The activist investor Mantle Ridge has taken a $1.8 billion stake in Dollar Tree and is focused on shoring up what the firm and others see as the company’s weak link — Family Dollar.

Mantle Ridge, according to The Wall Street Journal, is working with Rick Dreiling, the former CEO of Dollar General, as it sets out to get Dollar Tree’s board to make changes to the way Family Dollar operates its business.

Mr. Dreiling is familiar with Family Dollar, not only because he competed with the chain while at Dollar General but also because he sought to acquire the company for $9.7 billion in 2014. He was so intent on a merger of the two companies that he pledged to put off a planned retirement for a year to stay and create the “preeminent small-box retailer in the U.S.”
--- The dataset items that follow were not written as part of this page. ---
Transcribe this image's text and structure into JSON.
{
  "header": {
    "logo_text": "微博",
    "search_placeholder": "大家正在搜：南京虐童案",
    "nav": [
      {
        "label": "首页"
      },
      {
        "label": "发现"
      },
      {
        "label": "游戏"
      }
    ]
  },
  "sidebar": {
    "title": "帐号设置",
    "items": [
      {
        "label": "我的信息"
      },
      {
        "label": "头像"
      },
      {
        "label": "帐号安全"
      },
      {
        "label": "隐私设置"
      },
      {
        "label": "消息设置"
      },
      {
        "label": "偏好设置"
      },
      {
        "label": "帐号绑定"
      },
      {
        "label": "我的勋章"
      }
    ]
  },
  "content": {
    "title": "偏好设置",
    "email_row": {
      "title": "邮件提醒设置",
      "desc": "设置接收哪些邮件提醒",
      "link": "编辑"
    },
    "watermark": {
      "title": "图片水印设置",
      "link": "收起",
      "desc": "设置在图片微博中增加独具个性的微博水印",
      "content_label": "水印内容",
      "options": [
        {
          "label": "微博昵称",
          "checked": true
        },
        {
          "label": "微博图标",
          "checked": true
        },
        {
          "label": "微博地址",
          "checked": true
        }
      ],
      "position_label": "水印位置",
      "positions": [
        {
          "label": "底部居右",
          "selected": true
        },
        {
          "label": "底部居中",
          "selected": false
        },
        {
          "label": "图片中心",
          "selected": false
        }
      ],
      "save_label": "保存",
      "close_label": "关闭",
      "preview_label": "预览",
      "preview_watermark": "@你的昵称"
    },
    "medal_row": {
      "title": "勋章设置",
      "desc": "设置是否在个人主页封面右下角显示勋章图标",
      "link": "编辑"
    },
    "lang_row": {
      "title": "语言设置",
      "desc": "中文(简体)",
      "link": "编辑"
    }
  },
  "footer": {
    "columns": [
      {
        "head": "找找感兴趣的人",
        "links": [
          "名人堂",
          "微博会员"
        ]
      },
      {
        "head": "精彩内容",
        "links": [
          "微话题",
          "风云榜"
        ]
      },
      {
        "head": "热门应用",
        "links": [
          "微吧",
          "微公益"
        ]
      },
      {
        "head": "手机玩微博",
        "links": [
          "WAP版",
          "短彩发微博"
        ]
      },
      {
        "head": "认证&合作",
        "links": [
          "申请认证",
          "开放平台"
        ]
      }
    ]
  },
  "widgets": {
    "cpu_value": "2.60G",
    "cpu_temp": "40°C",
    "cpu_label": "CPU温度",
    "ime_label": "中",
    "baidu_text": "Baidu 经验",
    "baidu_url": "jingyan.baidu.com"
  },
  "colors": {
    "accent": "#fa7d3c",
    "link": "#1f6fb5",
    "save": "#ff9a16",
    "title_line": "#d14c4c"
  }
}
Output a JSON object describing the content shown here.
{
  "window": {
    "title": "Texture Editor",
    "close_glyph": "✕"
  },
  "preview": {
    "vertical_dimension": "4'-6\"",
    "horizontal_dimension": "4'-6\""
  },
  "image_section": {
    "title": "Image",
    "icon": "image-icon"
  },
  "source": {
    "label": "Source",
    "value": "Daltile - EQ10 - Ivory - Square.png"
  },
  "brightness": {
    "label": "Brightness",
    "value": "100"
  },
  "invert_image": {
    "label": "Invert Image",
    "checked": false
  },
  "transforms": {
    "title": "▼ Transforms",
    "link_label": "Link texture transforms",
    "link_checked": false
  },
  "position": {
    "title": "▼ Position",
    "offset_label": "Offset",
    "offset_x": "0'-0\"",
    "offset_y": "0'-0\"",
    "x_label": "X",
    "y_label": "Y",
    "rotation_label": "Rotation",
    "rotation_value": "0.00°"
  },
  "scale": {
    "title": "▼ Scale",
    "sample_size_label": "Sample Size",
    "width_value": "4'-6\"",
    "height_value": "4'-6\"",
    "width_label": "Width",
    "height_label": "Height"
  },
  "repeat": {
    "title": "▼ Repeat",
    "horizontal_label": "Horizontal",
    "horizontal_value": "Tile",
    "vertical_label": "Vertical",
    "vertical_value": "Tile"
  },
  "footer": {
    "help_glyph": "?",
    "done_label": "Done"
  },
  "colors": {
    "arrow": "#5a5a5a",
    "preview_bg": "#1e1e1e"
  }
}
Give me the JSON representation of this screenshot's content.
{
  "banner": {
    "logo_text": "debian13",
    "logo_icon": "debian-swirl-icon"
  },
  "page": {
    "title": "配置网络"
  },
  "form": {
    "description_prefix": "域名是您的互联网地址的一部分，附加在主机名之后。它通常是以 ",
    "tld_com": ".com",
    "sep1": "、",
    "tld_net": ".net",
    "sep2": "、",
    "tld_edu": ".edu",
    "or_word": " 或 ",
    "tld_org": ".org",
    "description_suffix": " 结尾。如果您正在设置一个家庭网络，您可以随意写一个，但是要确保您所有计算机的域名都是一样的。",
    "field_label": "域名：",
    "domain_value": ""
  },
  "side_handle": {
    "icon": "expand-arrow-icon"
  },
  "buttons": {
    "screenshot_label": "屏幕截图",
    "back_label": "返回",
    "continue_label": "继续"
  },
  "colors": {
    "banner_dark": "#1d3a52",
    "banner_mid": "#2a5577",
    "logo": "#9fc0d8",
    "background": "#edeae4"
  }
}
In the end, however, Dollar Tree won the contest for Family Dollar, despite making a lower bid than Dollar General. The analysis at the time was that federal regulators would see the merger of the top two dollar store chains as an antitrust violation. Mr. Dreiling and Dollar General had believed that the regulators would take a broader view of the competitive landscape and understand that the market included Walgreens, Walmart and many others.

Dollar Tree’s performance has been well below Dollar General in recent years, posting compound average sales growth of 5.3 percent going back to 2016, according to another Wall Street Journal report. Dollar General’s sales increased 11.3 percent over the same period.

Family Dollar has underperformed Dollar General in recent years with higher price points and lower profit margins than its main rival, the Journal, citing R5 Capital, reports.

The chain has sought to refresh its operations to drive sales and profits in recent years, including the rollout of H2 format stores, which have added Dollar Tree $1 merchandise sections, a larger party products assortment and also expanded freezer and cooler sections.

Family Dollar partnered with Instacart earlier this year to offer same-day delivery to customers, making it the first national dollar store chain to provide that service, and also became the first dollar store chain to launch its own ad network to support placements across its mobile app and FamilyDollar.com.